Geçmişte kumcu, körükçü ve kalaycıdan oluşan 3 kişilik ekiple köy köy dolaşarak, köylünün bakır kaplarını parlatan Ali Korkmaz, alüminyum, krom ve plastik kapların yaygınlaşmasıyla gezgin kalaycılığı bıraktı.

Teknolojik gelişmeler ve bakır kapların zamanla tercih edilmemesi üzerine müşterileri azalan Korkmaz, ekmek parası için kalaycılığın yanı sıra teneke soba üretimine de başladı.

İlçe merkezindeki 12 metrekarelik dükkanında soba, soba borusu, banyo kazanı, mangal, lehim ve kaynak işlerini yapan Korkmaz, dükkanına kurduğu körük tezgahıyla da kalaycılığı sürdürüyor.

"Biz müşteri aramıyorduk, onlar bizi buluyordu"

Yıllar önce babasının yanında kumla kap temizleme işini yaparak başladığı mesleği kesintisiz 60 yıldır sürdüren Korkmaz, sağlığı elverdiği sürece mesleğini sürdüreceğini söyledi.

Korkmaz, 18 yaşından itibaren kalay ustası olarak bu işi yaptığını belirterek, şöyle konuştu:

"Biz üç kişiydik, biri körük çekiyordu, diğeri kap temizliyordu, ben de ustaydım. İş yetiştiremiyorduk. Zaman geçti alüminyum, krom ve plastik kap çıktı. Alüminyum tamamen yasaktı ama yine millet kullanıyordu. Ben o zaman köylere kap kalaylamaya gidiyordum. Yemeğimizi, çayımızı, paramızı veriyorlardı, akşam evlerinde ağırlıyorlardı. Eskiden kalaycılık çok kıymetliydi. Biz müşteri aramıyorduk, onlar bizi buluyordu."
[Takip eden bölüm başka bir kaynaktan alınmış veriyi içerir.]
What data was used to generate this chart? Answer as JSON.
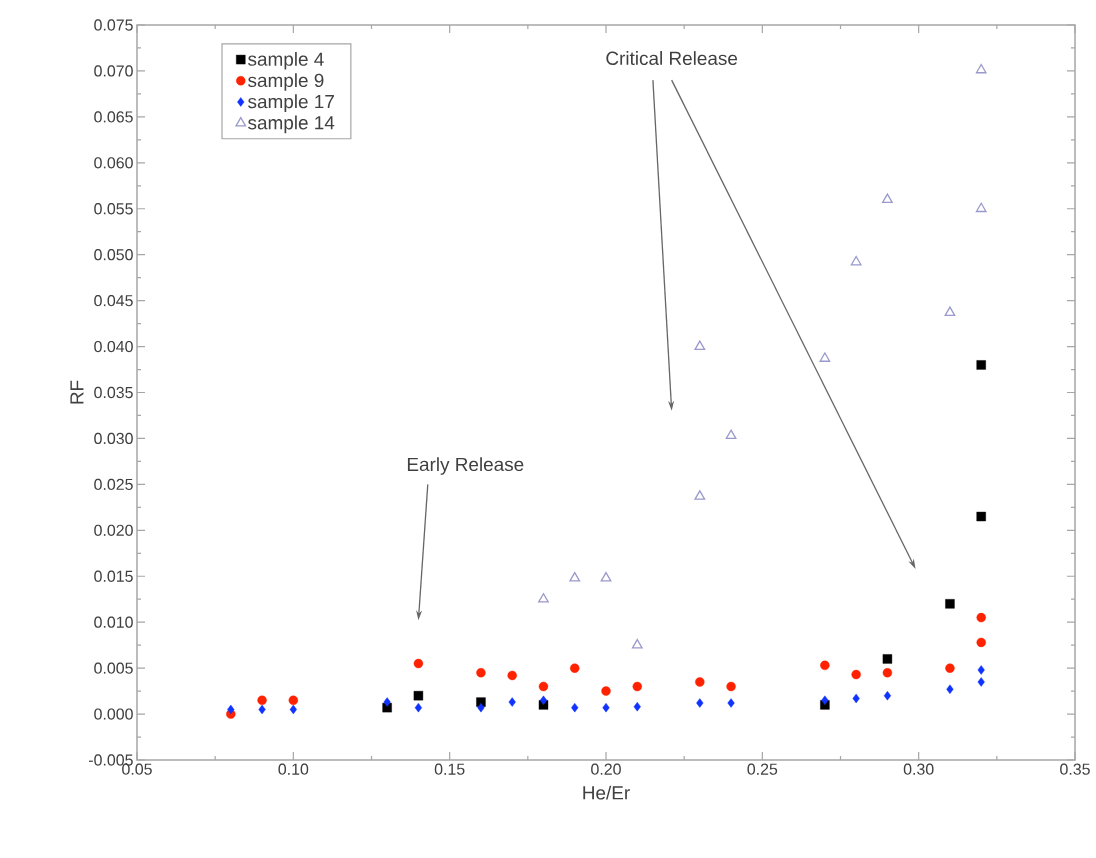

"Kalaylamak için İstanbul'dan getiriyorlar"

Eşiyle beraber ilçede yaşayan 6 çocuk babası Korkmaz, İstabul'dan dahi getirilen bakır kapları kalayladığını aktardı.

Korkmaz, "Yazın İstanbul'dan ziyarete memleketine gelenler bakır kaplarını da getirip burada kalaylatıyor. Bu mesleği babamdan öğrendim" ifadelerini kullandı.
Yaşının ilerlediğini dile getiren Korkmaz, "Elimden geldiğince devam edeceğim" dedi.

"Kalaycımız yaşadığı sürece bakırdan vazgeçmeyeceğiz"

Korkmaz'ın müşterilerinden Baki Yalçın, pekmez, pestil ve kavurma yaptıkları bakır kazanları kalaylatmaya getirdiğini belirterek, ilçede kalaycı bulmanın kendileri için büyük şans olduğunu söyledi.

Diğer kaplara göre bakır kaplarda pişirilen yemeklerin daha lezzetli olduğunu savunan Yalçın, "Yılda bir sefer bakır eşyalarımızı getirip kalaylatıyoruz. Kalaycımız yaşadığı sürece bakırdan vazgeçmeyeceğiz" diye konuştu.